The model with the dependent variable as log(wage) gives a better fit based on a higher $R^{2}$ value (0.2493 compared to 0.2252 in the wage model). This implies that the logarithmic transformation of the wage variable explains a greater proportion of the variance in wages compared to the linear model. It can generally be stated that the closer the value of $R^{2}$ is to 1, the better it is.

(b) Looking at the first regression: How much more salary (wage) can a person expect if he or she increases his or her education by one year?[Bearbeiten | Quelltext bearbeiten]

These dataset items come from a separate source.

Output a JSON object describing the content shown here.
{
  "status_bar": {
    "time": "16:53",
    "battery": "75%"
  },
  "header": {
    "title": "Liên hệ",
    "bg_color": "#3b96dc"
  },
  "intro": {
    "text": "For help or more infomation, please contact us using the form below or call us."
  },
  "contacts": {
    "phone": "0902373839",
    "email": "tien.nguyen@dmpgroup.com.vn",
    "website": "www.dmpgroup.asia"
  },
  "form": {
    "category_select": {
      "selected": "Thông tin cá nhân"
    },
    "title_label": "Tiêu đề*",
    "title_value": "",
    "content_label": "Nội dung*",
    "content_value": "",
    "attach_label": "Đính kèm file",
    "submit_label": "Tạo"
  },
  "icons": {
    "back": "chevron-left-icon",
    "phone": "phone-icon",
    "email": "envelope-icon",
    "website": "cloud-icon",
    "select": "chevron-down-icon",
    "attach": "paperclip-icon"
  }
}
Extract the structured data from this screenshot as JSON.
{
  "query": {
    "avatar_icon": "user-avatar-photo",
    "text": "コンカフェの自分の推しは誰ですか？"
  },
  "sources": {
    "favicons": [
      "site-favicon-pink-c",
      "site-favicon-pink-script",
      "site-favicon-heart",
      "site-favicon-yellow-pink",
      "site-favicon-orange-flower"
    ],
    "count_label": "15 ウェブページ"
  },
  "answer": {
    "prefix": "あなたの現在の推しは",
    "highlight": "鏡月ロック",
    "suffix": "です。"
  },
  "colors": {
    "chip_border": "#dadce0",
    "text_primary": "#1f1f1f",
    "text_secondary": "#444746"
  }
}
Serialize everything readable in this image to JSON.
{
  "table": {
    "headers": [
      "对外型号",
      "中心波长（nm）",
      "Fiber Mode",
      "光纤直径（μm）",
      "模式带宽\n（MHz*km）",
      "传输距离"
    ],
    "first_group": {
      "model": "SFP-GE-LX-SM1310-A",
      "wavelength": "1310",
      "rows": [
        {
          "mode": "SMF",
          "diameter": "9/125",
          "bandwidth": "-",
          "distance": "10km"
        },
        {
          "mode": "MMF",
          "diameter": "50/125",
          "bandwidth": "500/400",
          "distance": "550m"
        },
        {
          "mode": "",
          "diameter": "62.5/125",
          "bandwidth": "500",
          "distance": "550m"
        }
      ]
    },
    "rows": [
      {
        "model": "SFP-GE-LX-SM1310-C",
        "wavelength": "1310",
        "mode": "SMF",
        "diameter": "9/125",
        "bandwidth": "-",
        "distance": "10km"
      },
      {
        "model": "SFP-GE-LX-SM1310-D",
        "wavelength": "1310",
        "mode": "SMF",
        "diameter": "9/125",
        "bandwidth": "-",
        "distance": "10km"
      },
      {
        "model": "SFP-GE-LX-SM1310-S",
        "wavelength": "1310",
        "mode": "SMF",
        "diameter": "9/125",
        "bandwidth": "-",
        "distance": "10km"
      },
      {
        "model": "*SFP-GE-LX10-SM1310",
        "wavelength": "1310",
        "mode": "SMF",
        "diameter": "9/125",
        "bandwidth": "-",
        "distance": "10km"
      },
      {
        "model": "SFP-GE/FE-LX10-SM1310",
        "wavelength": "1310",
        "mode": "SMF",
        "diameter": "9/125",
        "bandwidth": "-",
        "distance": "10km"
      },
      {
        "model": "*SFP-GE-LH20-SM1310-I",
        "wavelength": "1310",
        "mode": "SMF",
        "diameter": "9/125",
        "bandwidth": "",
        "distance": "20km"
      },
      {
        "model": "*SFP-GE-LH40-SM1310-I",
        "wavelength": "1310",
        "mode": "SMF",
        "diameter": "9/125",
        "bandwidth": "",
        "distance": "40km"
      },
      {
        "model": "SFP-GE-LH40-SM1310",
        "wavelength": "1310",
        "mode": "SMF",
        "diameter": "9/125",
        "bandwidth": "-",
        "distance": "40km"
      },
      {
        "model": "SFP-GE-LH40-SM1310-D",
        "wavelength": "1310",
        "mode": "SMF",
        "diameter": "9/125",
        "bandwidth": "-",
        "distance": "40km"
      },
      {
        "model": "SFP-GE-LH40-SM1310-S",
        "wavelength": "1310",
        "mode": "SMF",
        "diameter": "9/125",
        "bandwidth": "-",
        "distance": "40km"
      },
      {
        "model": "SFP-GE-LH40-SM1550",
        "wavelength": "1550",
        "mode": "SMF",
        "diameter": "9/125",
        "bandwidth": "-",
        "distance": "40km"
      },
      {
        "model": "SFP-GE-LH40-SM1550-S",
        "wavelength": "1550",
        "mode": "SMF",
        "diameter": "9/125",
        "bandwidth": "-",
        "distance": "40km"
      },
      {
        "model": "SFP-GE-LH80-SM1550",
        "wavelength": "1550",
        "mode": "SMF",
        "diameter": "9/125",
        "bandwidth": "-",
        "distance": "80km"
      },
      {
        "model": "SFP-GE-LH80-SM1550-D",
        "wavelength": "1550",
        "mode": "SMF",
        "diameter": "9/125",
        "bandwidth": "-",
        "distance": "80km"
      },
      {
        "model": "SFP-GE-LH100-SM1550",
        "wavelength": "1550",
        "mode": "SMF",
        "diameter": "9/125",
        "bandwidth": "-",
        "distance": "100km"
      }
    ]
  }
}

From the first regression, the coefficient for educ is 0.64427. This implies that for each additional year of education, the expected increase in wage is approximately $0.64427 per hour, holding other factors constant.

(c) Looking at the second regression: How can you interpret the coefficient educ in this fit quantitatively? If a person currently earns 10$ an hour, roughly how much salary can he or she expect with one addition year of education?[Bearbeiten | Quelltext bearbeiten]

In the second regression, where log(wage) is regressed on educ and exper, the coefficient for educ is again 0.097936. However, the interpretation differs because the dependent variable is the natural logarithm of wage. The coefficient of educ in this context means that each additional year of education is associated with an expected increase in wage by a factor of $e^{0.097936}$

For a person earning $10 per hour:

The logarithm of $10 is approximately 2.3026.
Adding 0.097936 to this gives 2.400536
Converting back from the log scale ( $e^{2.400536}$ ) gives approximately $11.02.